When I was a student at St. Vladimir’s Seminary (one of the only such institutions of the Eastern Orthodox Church in the United States) some of us used to go periodically to the Roman Catholic Seminary of Dunwoodie in the Bronx, mainly for the gym and library. I also went to their chapel, when it was open. In the ceiling of it was a piece of art I’ve since seen many times. I think the labels were in Latin. It consisted of big circle with the word “God” in it. This was encircled by a large band that had on it the words, “Father,” “Son,” and “Holy Spirit,” pretty equidistant from each other. Between each of those words, there was “is not.” But then, from each of those three words on the outer band going up to the word, “God,” there was a single straight line, on which there was a label, “is.” This just seemed to me yet another attempt to explain away the Trinity, and it didn’t work. It was just another effort to make the crazy dogma of the Trinity make sense. It didn’t do that.
What do we see when look straight at the Trinity? Three gods? A three-part god? I, obviously, don’t think so.

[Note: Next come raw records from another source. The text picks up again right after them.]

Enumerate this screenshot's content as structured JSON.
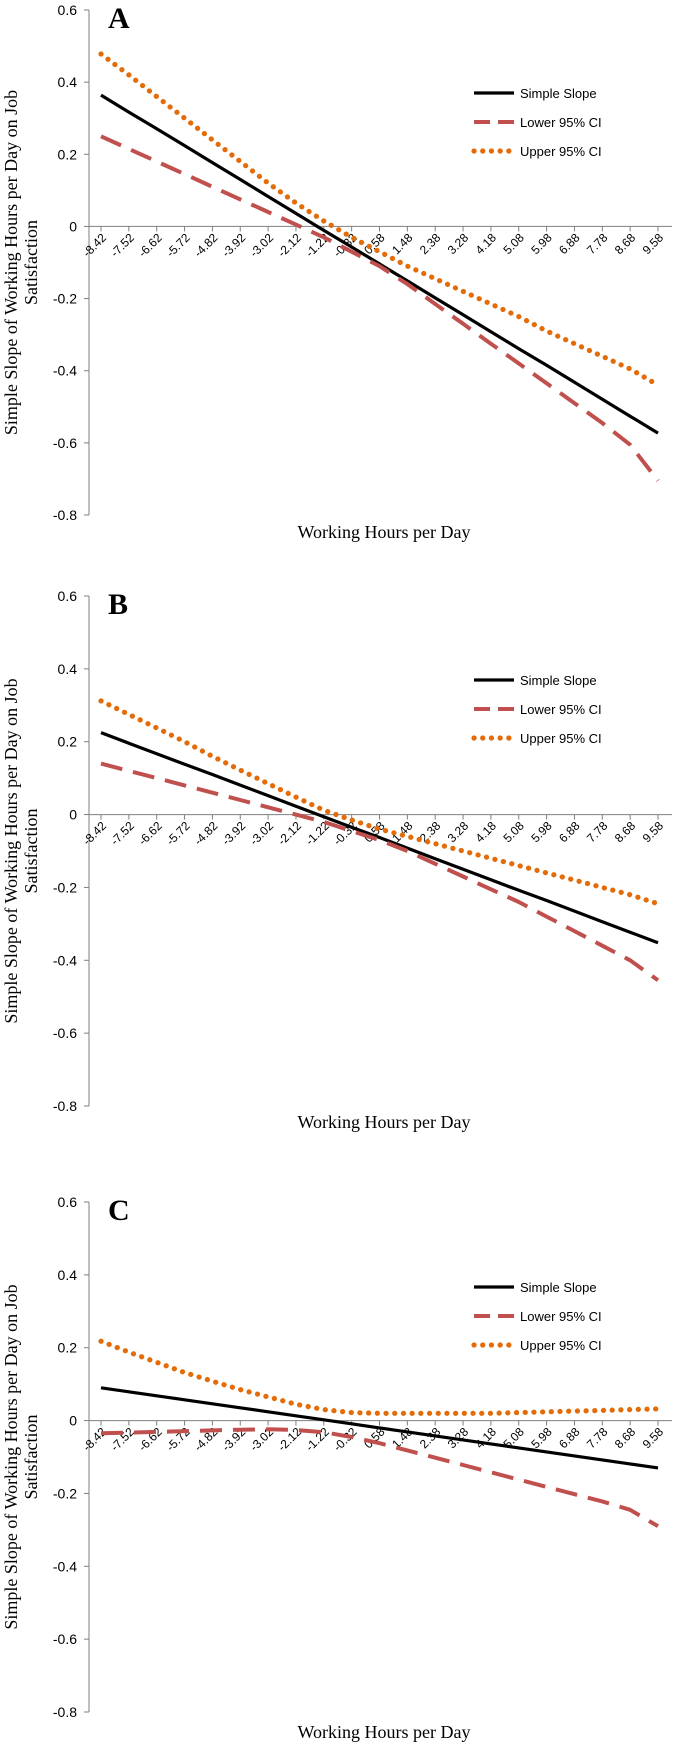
{
  "chart_data": [
    {
      "type": "line",
      "panel_label": "A",
      "title": "",
      "xlabel": "Working Hours per Day",
      "ylabel": "Simple Slope of Working Hours per Day on Job Satisfaction",
      "ylim": [
        -0.8,
        0.6
      ],
      "yticks": [
        "0.6",
        "0.4",
        "0.2",
        "0",
        "-0.2",
        "-0.4",
        "-0.6",
        "-0.8"
      ],
      "x": [
        "-8.42",
        "-7.52",
        "-6.62",
        "-5.72",
        "-4.82",
        "-3.92",
        "-3.02",
        "-2.12",
        "-1.22",
        "-0.32",
        "0.58",
        "1.48",
        "2.38",
        "3.28",
        "4.18",
        "5.08",
        "5.98",
        "6.88",
        "7.78",
        "8.68",
        "9.58"
      ],
      "legend_position": "top-right",
      "series": [
        {
          "name": "Simple Slope",
          "color": "#000000",
          "style": "solid",
          "values": [
            0.364,
            0.317,
            0.271,
            0.224,
            0.177,
            0.13,
            0.083,
            0.036,
            -0.011,
            -0.057,
            -0.104,
            -0.151,
            -0.198,
            -0.245,
            -0.292,
            -0.339,
            -0.385,
            -0.432,
            -0.479,
            -0.526,
            -0.573
          ]
        },
        {
          "name": "Lower 95% CI",
          "color": "#c0504d",
          "style": "dashed",
          "values": [
            0.25,
            0.215,
            0.18,
            0.145,
            0.11,
            0.075,
            0.04,
            0.005,
            -0.03,
            -0.07,
            -0.11,
            -0.16,
            -0.215,
            -0.27,
            -0.325,
            -0.38,
            -0.435,
            -0.49,
            -0.545,
            -0.605,
            -0.705
          ]
        },
        {
          "name": "Upper 95% CI",
          "color": "#e36c09",
          "style": "dotted",
          "values": [
            0.478,
            0.42,
            0.36,
            0.3,
            0.24,
            0.18,
            0.12,
            0.065,
            0.015,
            -0.03,
            -0.07,
            -0.11,
            -0.145,
            -0.18,
            -0.215,
            -0.25,
            -0.29,
            -0.325,
            -0.36,
            -0.395,
            -0.44
          ]
        }
      ]
    },
    {
      "type": "line",
      "panel_label": "B",
      "title": "",
      "xlabel": "Working Hours per Day",
      "ylabel": "Simple Slope of Working Hours per Day on Job Satisfaction",
      "ylim": [
        -0.8,
        0.6
      ],
      "yticks": [
        "0.6",
        "0.4",
        "0.2",
        "0",
        "-0.2",
        "-0.4",
        "-0.6",
        "-0.8"
      ],
      "x": [
        "-8.42",
        "-7.52",
        "-6.62",
        "-5.72",
        "-4.82",
        "-3.92",
        "-3.02",
        "-2.12",
        "-1.22",
        "-0.32",
        "0.58",
        "1.48",
        "2.38",
        "3.28",
        "4.18",
        "5.08",
        "5.98",
        "6.88",
        "7.78",
        "8.68",
        "9.58"
      ],
      "legend_position": "top-right",
      "series": [
        {
          "name": "Simple Slope",
          "color": "#000000",
          "style": "solid",
          "values": [
            0.225,
            0.196,
            0.167,
            0.138,
            0.11,
            0.081,
            0.052,
            0.023,
            -0.006,
            -0.035,
            -0.063,
            -0.092,
            -0.121,
            -0.15,
            -0.179,
            -0.208,
            -0.236,
            -0.265,
            -0.294,
            -0.323,
            -0.352
          ]
        },
        {
          "name": "Lower 95% CI",
          "color": "#c0504d",
          "style": "dashed",
          "values": [
            0.14,
            0.12,
            0.1,
            0.08,
            0.06,
            0.04,
            0.02,
            0.0,
            -0.02,
            -0.045,
            -0.07,
            -0.1,
            -0.135,
            -0.17,
            -0.205,
            -0.24,
            -0.28,
            -0.32,
            -0.36,
            -0.4,
            -0.455
          ]
        },
        {
          "name": "Upper 95% CI",
          "color": "#e36c09",
          "style": "dotted",
          "values": [
            0.312,
            0.275,
            0.238,
            0.2,
            0.16,
            0.122,
            0.085,
            0.048,
            0.012,
            -0.015,
            -0.04,
            -0.06,
            -0.08,
            -0.1,
            -0.12,
            -0.14,
            -0.16,
            -0.18,
            -0.2,
            -0.22,
            -0.245
          ]
        }
      ]
    },
    {
      "type": "line",
      "panel_label": "C",
      "title": "",
      "xlabel": "Working Hours per Day",
      "ylabel": "Simple Slope of Working Hours per Day on Job Satisfaction",
      "ylim": [
        -0.8,
        0.6
      ],
      "yticks": [
        "0.6",
        "0.4",
        "0.2",
        "0",
        "-0.2",
        "-0.4",
        "-0.6",
        "-0.8"
      ],
      "x": [
        "-8.42",
        "-7.52",
        "-6.62",
        "-5.72",
        "-4.82",
        "-3.92",
        "-3.02",
        "-2.12",
        "-1.22",
        "-0.32",
        "0.58",
        "1.48",
        "2.38",
        "3.28",
        "4.18",
        "5.08",
        "5.98",
        "6.88",
        "7.78",
        "8.68",
        "9.58"
      ],
      "legend_position": "top-right",
      "series": [
        {
          "name": "Simple Slope",
          "color": "#000000",
          "style": "solid",
          "values": [
            0.09,
            0.079,
            0.068,
            0.057,
            0.046,
            0.035,
            0.024,
            0.013,
            0.002,
            -0.009,
            -0.02,
            -0.031,
            -0.042,
            -0.053,
            -0.064,
            -0.075,
            -0.086,
            -0.097,
            -0.108,
            -0.119,
            -0.13
          ]
        },
        {
          "name": "Lower 95% CI",
          "color": "#c0504d",
          "style": "dashed",
          "values": [
            -0.035,
            -0.033,
            -0.031,
            -0.029,
            -0.027,
            -0.025,
            -0.024,
            -0.026,
            -0.032,
            -0.045,
            -0.062,
            -0.082,
            -0.102,
            -0.122,
            -0.142,
            -0.162,
            -0.182,
            -0.202,
            -0.222,
            -0.245,
            -0.29
          ]
        },
        {
          "name": "Upper 95% CI",
          "color": "#e36c09",
          "style": "dotted",
          "values": [
            0.218,
            0.188,
            0.16,
            0.132,
            0.108,
            0.085,
            0.065,
            0.045,
            0.03,
            0.022,
            0.02,
            0.02,
            0.02,
            0.02,
            0.02,
            0.022,
            0.024,
            0.026,
            0.028,
            0.03,
            0.032
          ]
        }
      ]
    }
  ]
}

The very idea of Trinity comes from looking straight at God. Spiritual practice causes us to realize that our God is more interesting than monad. Monad always becomes tyrant. You need only to wait.
OK, so if God is not the tyrannical monad, is any other number OK, as a way to think of God? No. Not any number. Two is also not OK. Two always becomes dichotomy, and dichotomy always becomes a struggle between two forces, with one of the sides becoming the oppressor. Just wait and see.
The first number that avoids all that is three. No monad. No dichotomy. But no multitude either. Multitude would be Four and above. So we’re quite lucky to land on three, whether we know it or not. It is actually better to not know, or not concentrate, on anything. And St. Basil the Great, the great Trinitarian theologian, tells us not count three, as did the people who painted the ceiling at Dunwoodie. I think that was his way of making sure we didn’t make too much of Three. And that we didn’t make an idol of it.
The whole thing reminds me a lot of the Indra’s Net metaphor. An idea that comes from Indian Philosophy, but that later made it into Buddhism because it made a good deal of sense: it’s about all of creation. All that is can be taken to be like a big net (you can picture a fishing net or a spiderweb) with an eye at every place the lines intersect and are tied. Each of those eyes reflects every other eye, and the whole net itself. So you just will never know how big the net is (it’s infinite) because the all is completely reflected in the specific. The words, “Far out, man” feel really appropriate.
It turns out that “Far out, man,” seems appropriate to the confrontation with the Trinity. God is three-in-one, but we don’t “count” or make an idol of that three. That would be weird.
Thank you, Dave! I love this, and especially your beautiful and wise description of Indra’s Net and how you put it next to the mystery of the Trinity.